The Native American shaman is a spiritual guide and healer, a man with traditional knowledge, visionary power, and enormous tribal respect. Associated with the rituals of the shaman are objects invested with everyday magic. This lavishly illustrated record of the accoutrements of shamanism among Northwest coastal Indians is the product of 15 years of research by Allen Wardwell, former curator of primitive art at the Art Institute of Chicago. The items shown include amulets and robes, each a tangible echo of shamanistic power.
From Publishers Weekly
This groundbreaking study reclaims a little-known body of American art-the ritual objects used by Northwest Coast shamans of the Tlingit, Tsimshian, Haida and other tribes.

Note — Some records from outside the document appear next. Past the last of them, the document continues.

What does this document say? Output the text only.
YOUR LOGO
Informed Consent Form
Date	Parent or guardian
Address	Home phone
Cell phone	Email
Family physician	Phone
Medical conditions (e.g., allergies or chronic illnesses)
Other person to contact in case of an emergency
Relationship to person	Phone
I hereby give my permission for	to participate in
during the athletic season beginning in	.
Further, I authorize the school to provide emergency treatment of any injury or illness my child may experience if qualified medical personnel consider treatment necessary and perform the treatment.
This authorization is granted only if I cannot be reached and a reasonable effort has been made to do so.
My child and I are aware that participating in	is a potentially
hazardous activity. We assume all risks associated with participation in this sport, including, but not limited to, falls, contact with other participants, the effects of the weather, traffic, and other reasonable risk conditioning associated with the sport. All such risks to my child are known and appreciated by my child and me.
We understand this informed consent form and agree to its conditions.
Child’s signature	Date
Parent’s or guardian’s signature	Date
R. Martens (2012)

More than 600 photographs (325 in color) show spectacular masks; powerful figure sculptures; tambourine drums; gorgeous tunics and costumes; intricately carved amulets and storage boxes; crowns made of bear or lynx claws, goat horn and ivory; and soul-catchers or bone pendants used to hold the errant souls of sick people, which were captured and then returned to the patient to effect a cure. Much shamanic art represents helping spirits that came to shamans in visions or dreams; other objects record encounters with animal spirits or evildoers; still others served to embellish songs, stories and performances. Thirty turn-of-the-century photographs depict practicing shamans and their grave houses, which contained their ritual paraphernalia. In his valuable essay, Wardwell, formerly curator of primitive art at the Art Institute of Chicago, discusses shamanism as an ancient, widespread form of religion, albeit a nonstandardized one.